その遥頭上ではドス黒い闇が空を染めようとしているのだった。
「レン!父上が、父上がぁぁぁ!」
「クシフォン……」
レンとクシフォンは、強い衝撃波により地上に向かって落下していた。レンは、クシフォンにかける言葉を探していたが、それが見つからなかった。
重力魔法によって、地面に着地する。
「クシフォン様!ご無事でしたか」
嬉しそうにフィーズが走ってくる。どうにか治療できたようだ。ふらふらとしているが、動けているため大丈夫だろう。

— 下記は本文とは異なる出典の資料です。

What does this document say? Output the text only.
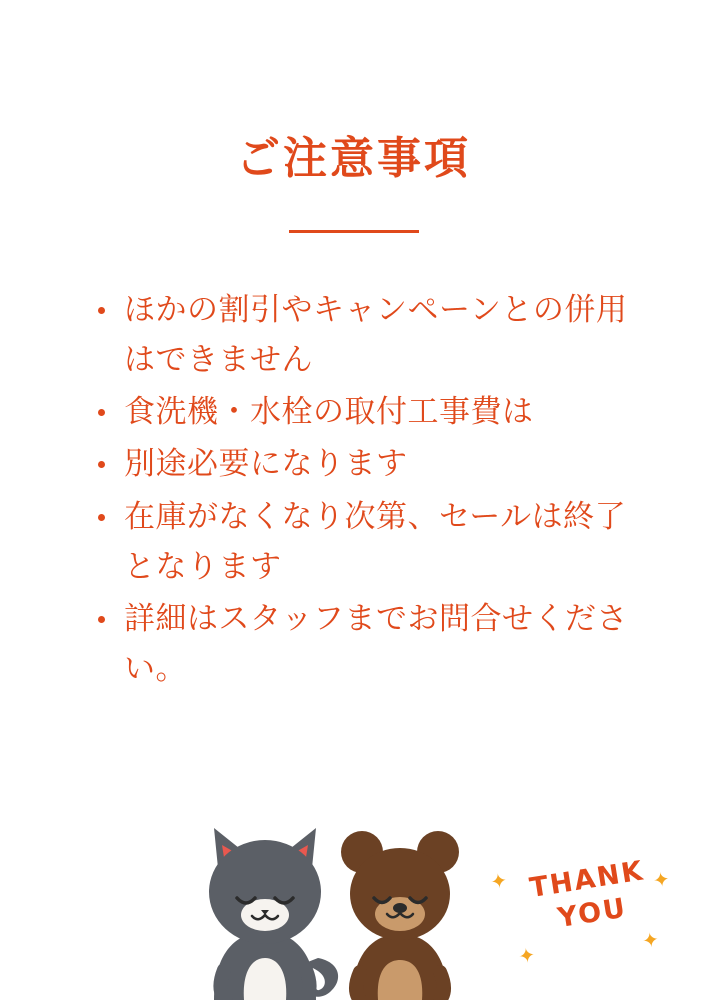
ご注意事項
ほかの割引やキャンペーンとの併用はできません
食洗機・水栓の取付工事費は
別途必要になります
在庫がなくなり次第、セールは終了となります
詳細はスタッフまでお問合せください。
THANK
YOU
✦	✦
✦
✦
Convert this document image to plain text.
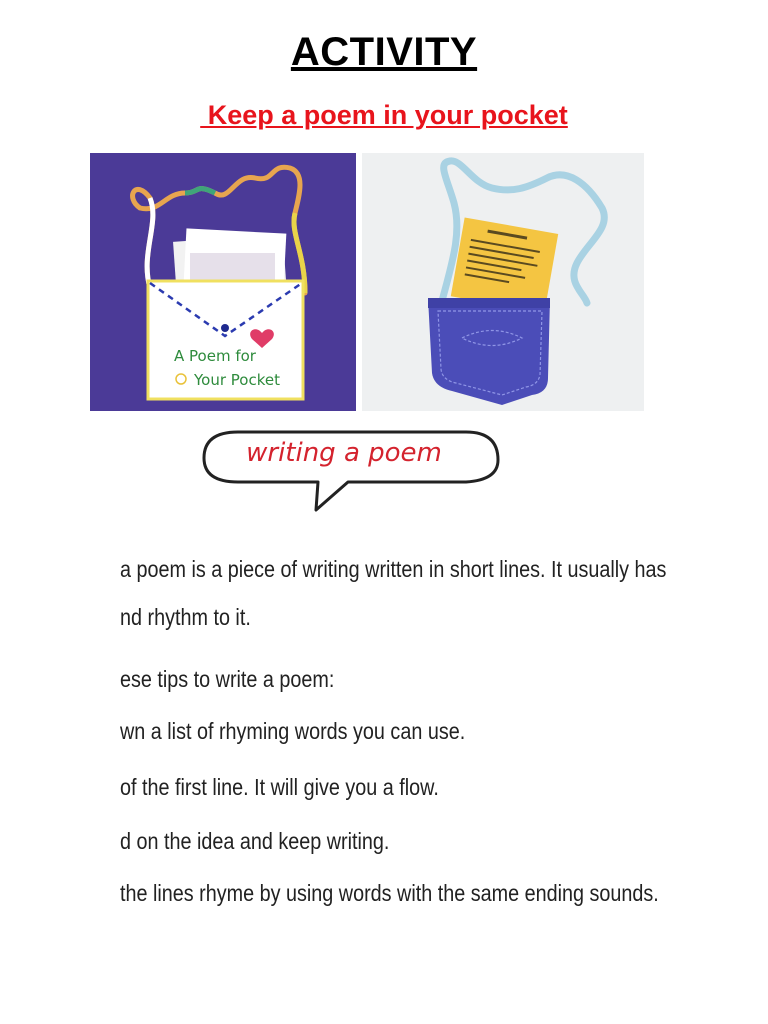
ACTIVITY
Keep a poem in your pocket
A Poem for
Your Pocket
writing a poem
a poem is a piece of writing written in short lines. It usually has
nd rhythm to it.
ese tips to write a poem:
wn a list of rhyming words you can use.
of the first line. It will give you a flow.
d on the idea and keep writing.
the lines rhyme by using words with the same ending sounds.
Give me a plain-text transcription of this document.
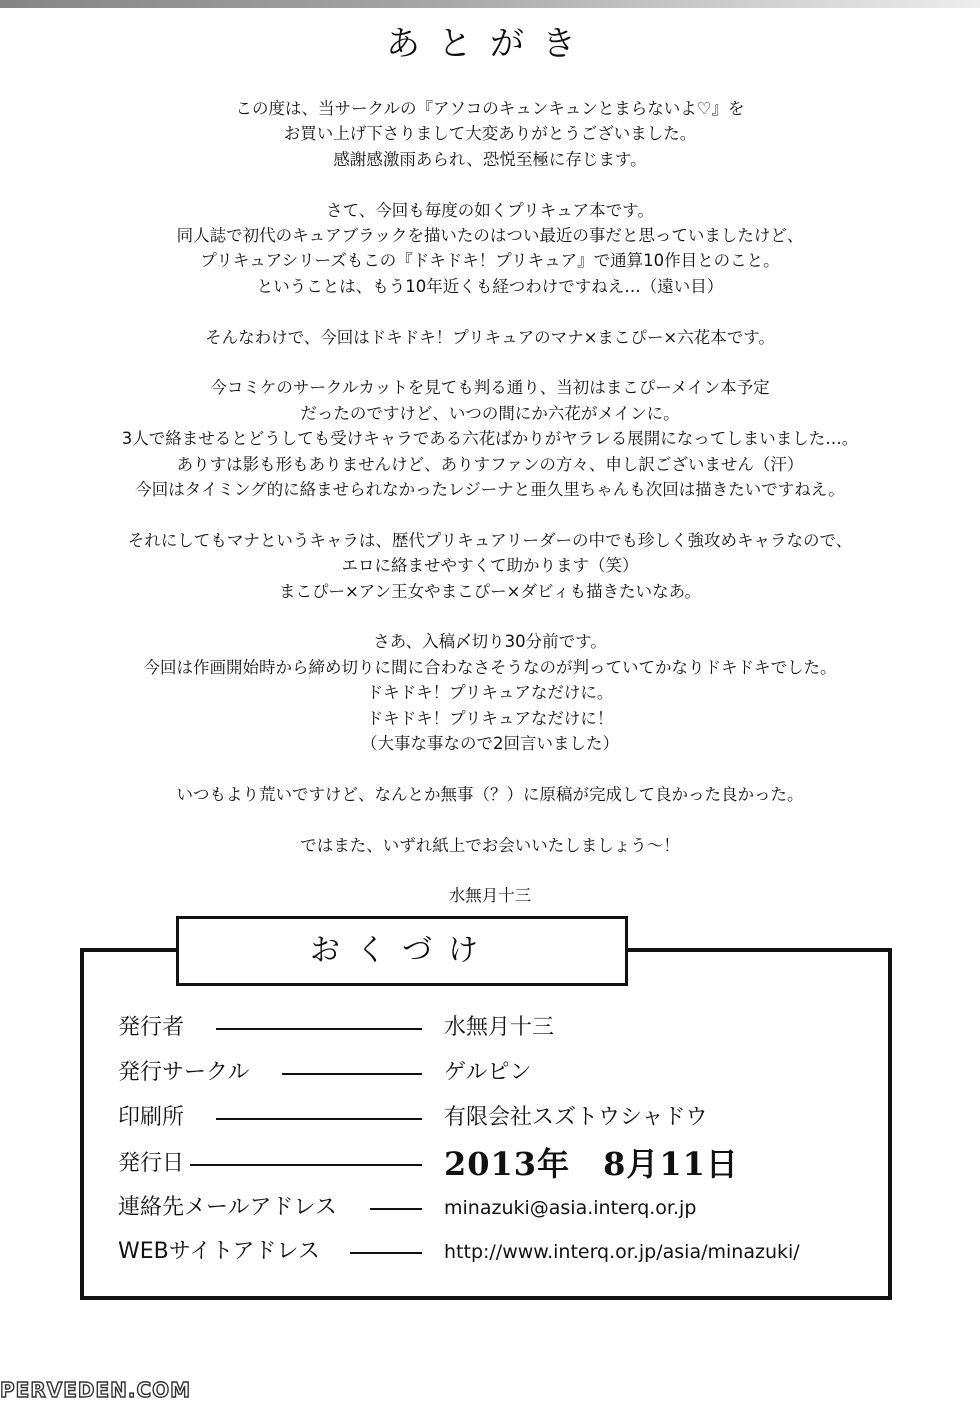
あとがき
この度は、当サークルの『アソコのキュンキュンとまらないよ♡』を
お買い上げ下さりまして大変ありがとうございました。
感謝感激雨あられ、恐悦至極に存じます。
さて、今回も毎度の如くプリキュア本です。
同人誌で初代のキュアブラックを描いたのはつい最近の事だと思っていましたけど、
プリキュアシリーズもこの『ドキドキ！プリキュア』で通算10作目とのこと。
ということは、もう10年近くも経つわけですねえ…（遠い目）
そんなわけで、今回はドキドキ！プリキュアのマナ×まこぴー×六花本です。
今コミケのサークルカットを見ても判る通り、当初はまこぴーメイン本予定
だったのですけど、いつの間にか六花がメインに。
3人で絡ませるとどうしても受けキャラである六花ばかりがヤラレる展開になってしまいました…。
ありすは影も形もありませんけど、ありすファンの方々、申し訳ございません（汗）
今回はタイミング的に絡ませられなかったレジーナと亜久里ちゃんも次回は描きたいですねえ。
それにしてもマナというキャラは、歴代プリキュアリーダーの中でも珍しく強攻めキャラなので、
エロに絡ませやすくて助かります（笑）
まこぴー×アン王女やまこぴー×ダビィも描きたいなあ。
さあ、入稿〆切り30分前です。
今回は作画開始時から締め切りに間に合わなさそうなのが判っていてかなりドキドキでした。
ドキドキ！プリキュアなだけに。
ドキドキ！プリキュアなだけに！
（大事な事なので2回言いました）
いつもより荒いですけど、なんとか無事（？）に原稿が完成して良かった良かった。
ではまた、いずれ紙上でお会いいたしましょう～！
水無月十三
おくづけ
発行者	水無月十三
発行サークル	ゲルピン
印刷所	有限会社スズトウシャドウ
発行日	2013年　8月11日
連絡先メールアドレス	minazuki@asia.interq.or.jp
WEBサイトアドレス	http://www.interq.or.jp/asia/minazuki/
PERVEDEN.COM
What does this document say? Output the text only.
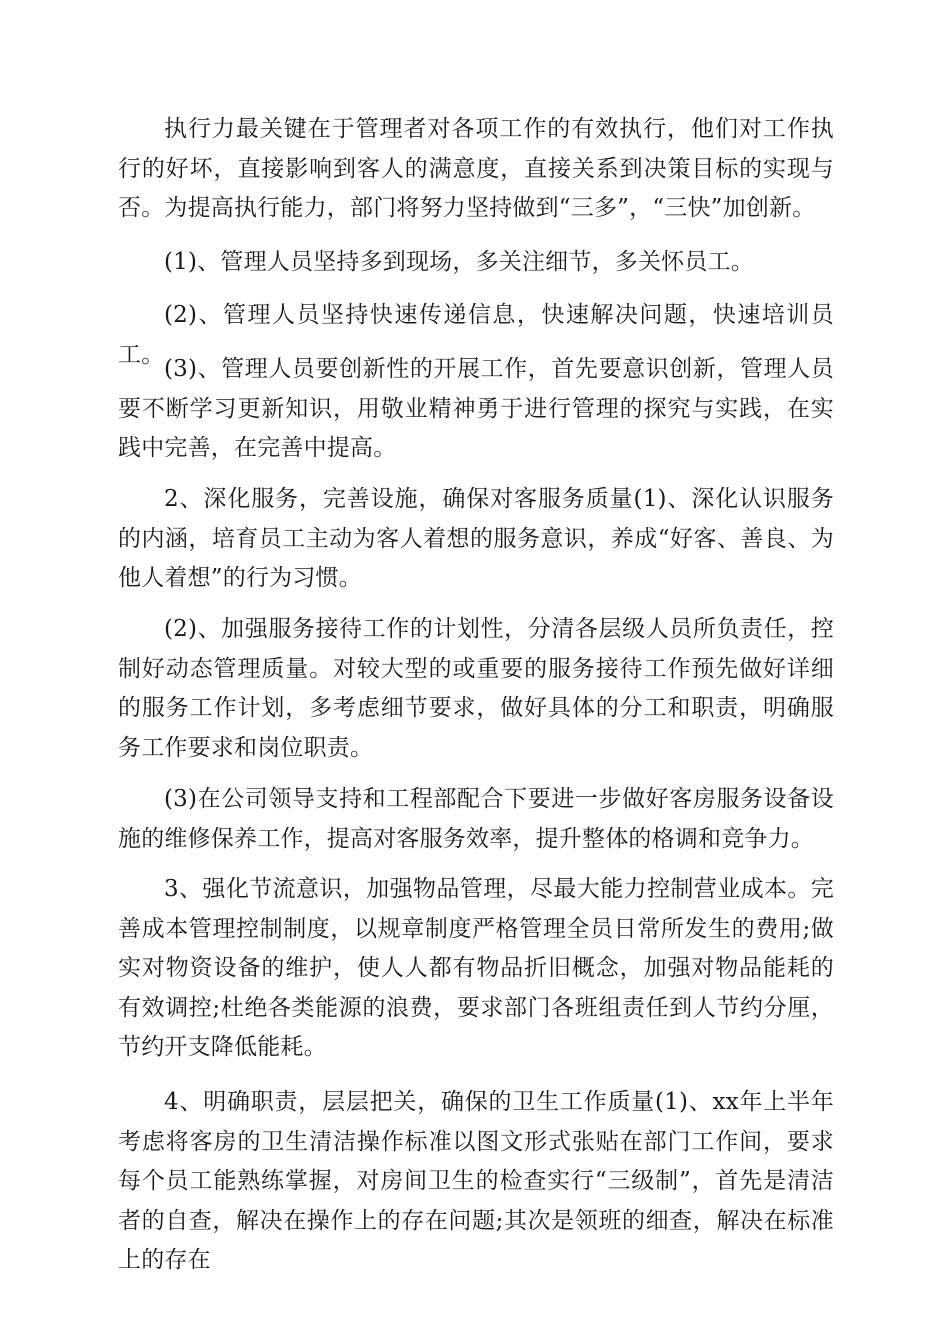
执行力最关键在于管理者对各项工作的有效执行，他们对工作执行的好坏，直接影响到客人的满意度，直接关系到决策目标的实现与否。为提高执行能力，部门将努力坚持做到“三多”，“三快”加创新。

(1)、管理人员坚持多到现场，多关注细节，多关怀员工。

(2)、管理人员坚持快速传递信息，快速解决问题，快速培训员工。

(3)、管理人员要创新性的开展工作，首先要意识创新，管理人员要不断学习更新知识，用敬业精神勇于进行管理的探究与实践，在实践中完善，在完善中提高。

2、深化服务，完善设施，确保对客服务质量(1)、深化认识服务的内涵，培育员工主动为客人着想的服务意识，养成“好客、善良、为他人着想”的行为习惯。

(2)、加强服务接待工作的计划性，分清各层级人员所负责任，控制好动态管理质量。对较大型的或重要的服务接待工作预先做好详细的服务工作计划，多考虑细节要求，做好具体的分工和职责，明确服务工作要求和岗位职责。

(3)在公司领导支持和工程部配合下要进一步做好客房服务设备设施的维修保养工作，提高对客服务效率，提升整体的格调和竞争力。

3、强化节流意识，加强物品管理，尽最大能力控制营业成本。完善成本管理控制制度，以规章制度严格管理全员日常所发生的费用;做实对物资设备的维护，使人人都有物品折旧概念，加强对物品能耗的有效调控;杜绝各类能源的浪费，要求部门各班组责任到人节约分厘，节约开支降低能耗。

4、明确职责，层层把关，确保的卫生工作质量(1)、xx年上半年考虑将客房的卫生清洁操作标准以图文形式张贴在部门工作间，要求每个员工能熟练掌握，对房间卫生的检查实行“三级制”，首先是清洁者的自查，解决在操作上的存在问题;其次是领班的细查，解决在标准上的存在
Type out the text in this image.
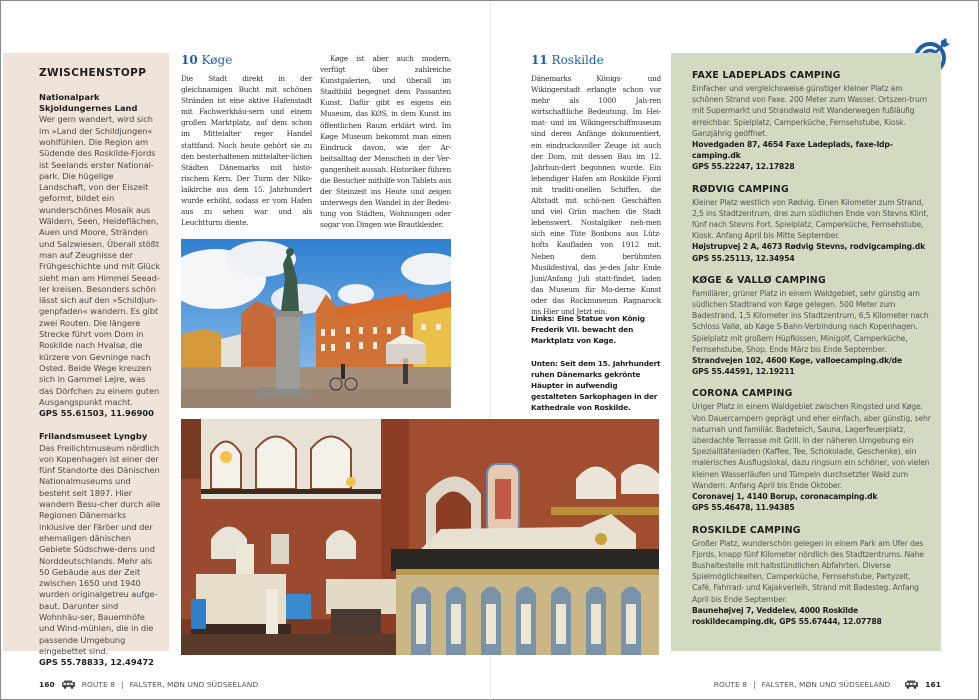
ZWISCHENSTOPP
Nationalpark Skjoldungernes Land
Wer gern wandert, wird sich im »Land der Schildjungen« wohlfühlen. Die Region am Südende des Roskilde-Fjords ist Seelands erster National-park. Die hügelige Landschaft, von der Eiszeit geformt, bildet ein wunderschönes Mosaik aus Wäldern, Seen, Heideflächen, Auen und Moore, Stränden und Salzwiesen. Überall stößt man auf Zeugnisse der Frühgeschichte und mit Glück sieht man am Himmel Seead-ler kreisen. Besonders schön lässt sich auf den »Schildjun-genpfaden« wandern. Es gibt zwei Routen. Die längere Strecke führt vom Dom in Roskilde nach Hvalsø, die kürzere von Gevninge nach Osted. Beide Wege kreuzen sich in Gammel Lejre, was das Dörfchen zu einem guten Ausgangspunkt macht.
GPS 55.61503, 11.96900
Frilandsmuseet Lyngby
Das Freilichtmuseum nördlich von Kopenhagen ist einer der fünf Standorte des Dänischen Nationalmuseums und besteht seit 1897. Hier wandern Besu-cher durch alle Regionen Dänemarks inklusive der Färöer und der ehemaligen dänischen Gebiete Südschwe-dens und Norddeutschlands. Mehr als 50 Gebäude aus der Zeit zwischen 1650 und 1940 wurden originalgetreu aufge-baut. Darunter sind Wohnhäu-ser, Bauernhöfe und Wind-mühlen, die in die passende Umgebung eingebettet sind.
GPS 55.78833, 12.49472
10 Køge

Die Stadt direkt in der gleichnamigen Bucht mit schönen Stränden ist eine aktive Hafenstadt mit Fachwerkhäu-sern und einem großen Marktplatz, auf dem schon im Mittelalter reger Handel stattfand. Noch heute gehört sie zu den besterhaltenen mittelalter-lichen Städten Dänemarks mit histo-rischem Kern. Der Turm der Niko-laikirche aus dem 15. Jahrhundert wurde erhöht, sodass er vom Hafen aus zu sehen war und als Leuchtturm diente.

Køge ist aber auch modern, verfügt über zahlreiche Kunstgalerien, und überall im Stadtbild begegnet dem Passanten Kunst. Dafür gibt es eigens ein Museum, das KØS, in dem Kunst im öffentlichen Raum erklärt wird. Im Køge Museum bekommt man einen Eindruck davon, wie der Ar-beitsalltag der Menschen in der Ver-gangenheit aussah. Historiker führen die Besucher mithilfe von Tablets aus der Steinzeit ins Heute und zeigen unterwegs den Wandel in der Bedeu-tung von Städten, Wohnungen oder sogar von Dingen wie Brautkleider.

11 Roskilde

Dänemarks Königs- und Wikingerstadt erlangte schon vor mehr als 1000 Jah-ren wirtschaftliche Bedeutung. Im Hei-mat- und im Wikingerschiffmuseum sind deren Anfänge dokumentiert, ein eindrucksvoller Zeuge ist auch der Dom, mit dessen Bau im 12. Jahrhun-dert begonnen wurde. Ein lebendiger Hafen am Roskilde Fjord mit traditi-onellen Schiffen, die Altstadt mit schö-nen Geschäften und viel Grün machen die Stadt lebenswert. Nostalgiker neh-men sich eine Tüte Bonbons aus Lütz-hofts Kaufladen von 1912 mit. Neben dem berühmten Musikfestival, das je-des Jahr Ende Juni/Anfang Juli statt-findet, laden das Museum für Mo-derne Kunst oder das Rockmuseum Ragnarock ins Hier und Jetzt ein.

Links: Eine Statue von König Frederik VII. bewacht den Marktplatz von Køge.

Unten: Seit dem 15. Jahrhundert ruhen Dänemarks gekrönte Häupter in aufwendig gestalteten Sarkophagen in der Kathedrale von Roskilde.

FAXE LADEPLADS CAMPING
Einfacher und vergleichsweise günstiger kleiner Platz am schönen Strand von Faxe. 200 Meter zum Wasser. Ortszen-trum mit Supermarkt und Strandwald mit Wanderwegen fußläufig erreichbar. Spielplatz, Camperküche, Fernsehstube, Kiosk. Ganzjährig geöffnet.
Hovedgaden 87, 4654 Faxe Ladeplads, faxe-ldp-camping.dk
GPS 55.22247, 12.17828
RØDVIG CAMPING
Kleiner Platz westlich von Rødvig. Einen Kilometer zum Strand, 2,5 ins Stadtzentrum, drei zum südlichen Ende von Stevns Klint, fünf nach Stevns Fort. Spielplatz, Camperküche, Fernsehstube, Kiosk. Anfang April bis Mitte September.
Højstrupvej 2 A, 4673 Rødvig Stevns, rodvigcamping.dk
GPS 55.25113, 12.34954
KØGE & VALLØ CAMPING
Familiärer, grüner Platz in einem Waldgebiet, sehr günstig am südlichen Stadtrand von Køge gelegen. 500 Meter zum Badestrand, 1,5 Kilometer ins Stadtzentrum, 6,5 Kilometer nach Schloss Vallø, ab Køge S-Bahn-Verbindung nach Kopenhagen. Spielplatz mit großem Hüpfkissen, Minigolf, Camperküche, Fernsehstube, Shop. Ende März bis Ende September.
Strandvejen 102, 4600 Køge, valloecamping.dk/de
GPS 55.44591, 12.19211
CORONA CAMPING
Uriger Platz in einem Waldgebiet zwischen Ringsted und Køge. Von Dauercampern geprägt und eher einfach, aber günstig, sehr naturnah und familiär. Badeteich, Sauna, Lagerfeuerplatz, überdachte Terrasse mit Grill. In der näheren Umgebung ein Spezialitätenladen (Kaffee, Tee, Schokolade, Geschenke), ein malerisches Ausflugslokal, dazu ringsum ein schöner, von vielen kleinen Wasserläufen und Tümpeln durchsetzter Wald zum Wandern. Anfang April bis Ende Oktober.
Coronavej 1, 4140 Borup, coronacamping.dk
GPS 55.46478, 11.94385
ROSKILDE CAMPING
Großer Platz, wunderschön gelegen in einem Park am Ufer des Fjords, knapp fünf Kilometer nördlich des Stadtzentrums. Nahe Bushaltestelle mit halbstündlichen Abfahrten. Diverse Spielmöglichkeiten, Camperküche, Fernsehstube, Partyzelt, Café, Fahrrad- und Kajakverleih, Strand mit Badesteg. Anfang April bis Ende September.
Baunehøjvej 7, Veddelev, 4000 Roskilde
roskildecamping.dk, GPS 55.67444, 12.07788
160	ROUTE 8 | FALSTER, MØN UND SÜDSEELAND	ROUTE 8 | FALSTER, MØN UND SÜDSEELAND	161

だが、クシフォンが暗い表情をしていることに気づいたため、レンに視線を向ける。
「レン、魔王様はどうした?」
「死んでしまった……スティグマの狙いは、最初から魔王だった……もう魔門が開いてしまう」
目を瞑ってレンが答える。直後、服に掴みかかられる。
「嘘だ!魔王様が死ぬはずなんてない。今もスティグマを止めるために戦っておられるのだろう!だから、レン、魔王様は生きてると言ってくれ」
フィーズも分かってはいるだろう。だが、気持ちは納得していない。
フィーズを引き離そうと、戻ってきたエリアスやアンナ達が来たが手で制して止める。
「父上は、死んだのじゃ。妾を置いて行ってしまった」
ポツリとクシフォンが呟く。その顔には、大粒の涙が流れていた。その姿を見ると誰もが言葉を発せなかった。
「クシフォン様……」
「じゃが、父上が守ったものがある!まだ、妾達は戦わなければならないのじゃ!」
強く顔を拭ってクシフォンが言う。
レンを掴んでいた手から力が抜けるのを感じた。
「すまない、レン。私としたことが」
「いや、俺もクシフォンの言葉に目覚めさせられた気がするよ」
まだ諦める時ではない。魔門が開いたとしても、戦わなければならないのだ。黒く染まり始めた空を見上げるのだった。